Hope you sent out your Prime Day cards!

I'm sorry, but are there two separate Amazon holidays now? I ask because there's another one next week and didn't we just have one, like in July?
Yeah, we did.
"That's just unfair. We hardly ever make
our employees poop in bags anymore."
-a billionaire we sent to space
You may have already noticed that I'm not a fan of Amazon. Sure, they can get virtually anything to your porch within hours and usually for less than it would cost for you to go to a store. But at what cost? Huh? Right, less cost, fine. I meant that metaphorically. At what cost? Yes if you need a lycra body suit or suction cups by tomorrow, they got you covered. But they also employ predatory business practices, make their staff poop in bags, and now brink and mortar retail is nearly dead in this country.

Above: A Bitcoin dispenser, seen here
defying it's own reason to exist.
I went to a mall the other day and it was perhaps the most depressing place I've ever been and I've been to Grimsby.* Three quarters of the storefronts were empty, coin operated massage chairs were everywhere, and they even had a Bitcoin dispenser. And it was out of order. Which I mean, admittedly, I don't know anything about Bitcoin, but isn't the whole point of Bitcoin that it's digital? And if it's digital can't you just use your phone? And isn't it just crime money to begin with?

What about the olds?

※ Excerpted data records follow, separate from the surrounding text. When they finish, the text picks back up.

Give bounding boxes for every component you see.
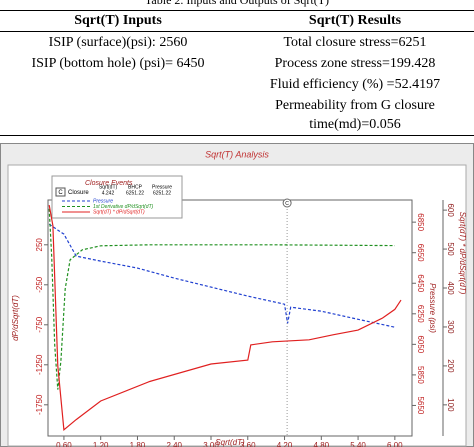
series-line <box>48 204 402 431</box>
y3-tick-label: 400 <box>446 281 455 295</box>
series-line <box>48 223 395 328</box>
events-title: Closure Events <box>85 180 133 187</box>
y3-tick-label: 500 <box>446 242 455 256</box>
table-block: Table 2. Inputs and Outputs of Sqrt(T) S… <box>0 0 474 140</box>
y-tick-label: -750 <box>35 316 44 333</box>
closure-badge <box>282 198 292 208</box>
input-cell: ISIP (bottom hole) (psi)= 6450 <box>31 56 205 71</box>
y2-tick-label: 6250 <box>416 305 425 323</box>
y3-tick-label: 300 <box>446 320 455 334</box>
empty-cell <box>0 95 236 136</box>
result-cell: Permeability from G closure time(md)=0.0… <box>236 95 474 136</box>
y2-axis-title: Pressure (psi) <box>428 283 437 333</box>
y3-axis-title: Sqrt(dT) * dP/dSqrt(dT) <box>458 212 467 295</box>
x-tick-label: 3.00 <box>203 441 219 447</box>
chart-title: Sqrt(T) Analysis <box>205 149 269 159</box>
y3-tick-label: 600 <box>446 203 455 217</box>
event-column: BHCP <box>128 184 143 190</box>
x-tick-label: 5.40 <box>350 441 366 447</box>
event-value: 6251.22 <box>153 190 171 196</box>
plot-area <box>47 199 413 437</box>
y2-tick-label: 6850 <box>416 213 425 231</box>
y2-tick-label: 6050 <box>416 335 425 353</box>
result-cell: Total closure stress=6251 <box>283 35 427 50</box>
y-tick-label: -250 <box>35 276 44 293</box>
x-tick-label: 0.60 <box>56 441 72 447</box>
x-tick-label: 1.20 <box>93 441 109 447</box>
table-caption: Table 2. Inputs and Outputs of Sqrt(T) <box>144 0 330 7</box>
event-column: Pressure <box>152 184 172 190</box>
event-value: 4.242 <box>102 190 115 196</box>
event-marker-box <box>55 187 66 197</box>
legend-label: 1st Derivative dP/dSqrt(dT) <box>93 204 154 210</box>
x-tick-label: 4.20 <box>277 441 293 447</box>
y2-tick-label: 5650 <box>416 397 425 415</box>
y-tick-label: -1750 <box>35 394 44 415</box>
x-axis-title: Sqrt(dT) <box>215 438 245 447</box>
y2-tick-label: 6450 <box>416 274 425 292</box>
event-value: 6251.22 <box>126 190 144 196</box>
legend-label: Sqrt(dT) * dP/dSqrt(dT) <box>93 209 145 215</box>
series-line <box>48 208 395 390</box>
empty-cell <box>0 74 236 95</box>
header-cell: Sqrt(T) Results <box>236 10 474 32</box>
table: Sqrt(T) Inputs Sqrt(T) Results ISIP (sur… <box>0 10 474 136</box>
x-tick-label: 4.80 <box>314 441 330 447</box>
chart-screenshot: Sqrt(T) Analysis Sqrt(dT) dP/dSqrt(dT) P… <box>0 143 474 447</box>
header-cell: Sqrt(T) Inputs <box>0 10 236 32</box>
y-axis-title: dP/dSqrt(dT) <box>11 295 20 341</box>
y3-tick-label: 200 <box>446 359 455 373</box>
y-tick-label: 250 <box>35 238 44 252</box>
result-cell: Process zone stress=199.428 <box>274 56 436 71</box>
y2-tick-label: 5850 <box>416 366 425 384</box>
x-tick-label: 3.60 <box>240 441 256 447</box>
input-cell: ISIP (surface)(psi): 2560 <box>48 35 188 50</box>
result-cell: Fluid efficiency (%) =52.4197 <box>269 77 441 92</box>
legend-box <box>51 175 183 219</box>
x-tick-label: 2.40 <box>166 441 182 447</box>
legend-label: Pressure <box>93 198 113 204</box>
event-marker: C <box>58 190 63 196</box>
x-tick-label: 1.80 <box>130 441 146 447</box>
y3-tick-label: 100 <box>446 398 455 412</box>
event-column: Sqrt(dT) <box>99 184 118 190</box>
event-name: Closure <box>68 190 89 196</box>
y2-tick-label: 6650 <box>416 244 425 262</box>
closure-badge-label: C <box>285 201 289 207</box>
y-tick-label: -1250 <box>35 354 44 375</box>
x-tick-label: 6.00 <box>387 441 403 447</box>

Won't somebody 
please think of the olds?
And it's not that I care about malls per se. As someone who grew up with malls being a thing, it's possible that I'm more inclined to notice their increasingly rapid decline than later generations who never knew the unsupervised retail teen Thunderdome that was the mall. But we should all care about things like local economies and jobs and places for old people to walk early in the morning. The very things Amazon's not really free shipping and artificially low prices have strangled to death. 

Pictured: the moment an actor with a chart made
sure my generation would be renters forever.
It's gotten so bad that the Federal Trade Commission is suing and I mean, do they even do that anymore? I'm not like a business person, but it seems like it was the AT&T breakup and then nothing for like forty years of unfettered capitalism drunk on the ludicrous, Reaganonic promises of deregulation and trickle-down prosperity (which, that trickle's going to happen soon, right?). But now the FTC has awoken, bleary-eyed, and groping for its coffee, declaring in a stern voice that someone should probably do something about Amazon. Maybe.

Unless the company's strategy of pretend sales on equally pretend holidays pays off. After all, the larger the Amazon liturgical calendar, the less we'll all notice that they control stifling forty to sixty percent (depending on who you ask) of all online commerce. 
It's a monopoly, but the part of the game where one person has all the hotels and
most of the money and the rest of us are just waiting to go bankrupt.


*hopefully someday, someone somewhere who's been to Grimsby, England will read this and find that mildly amusing.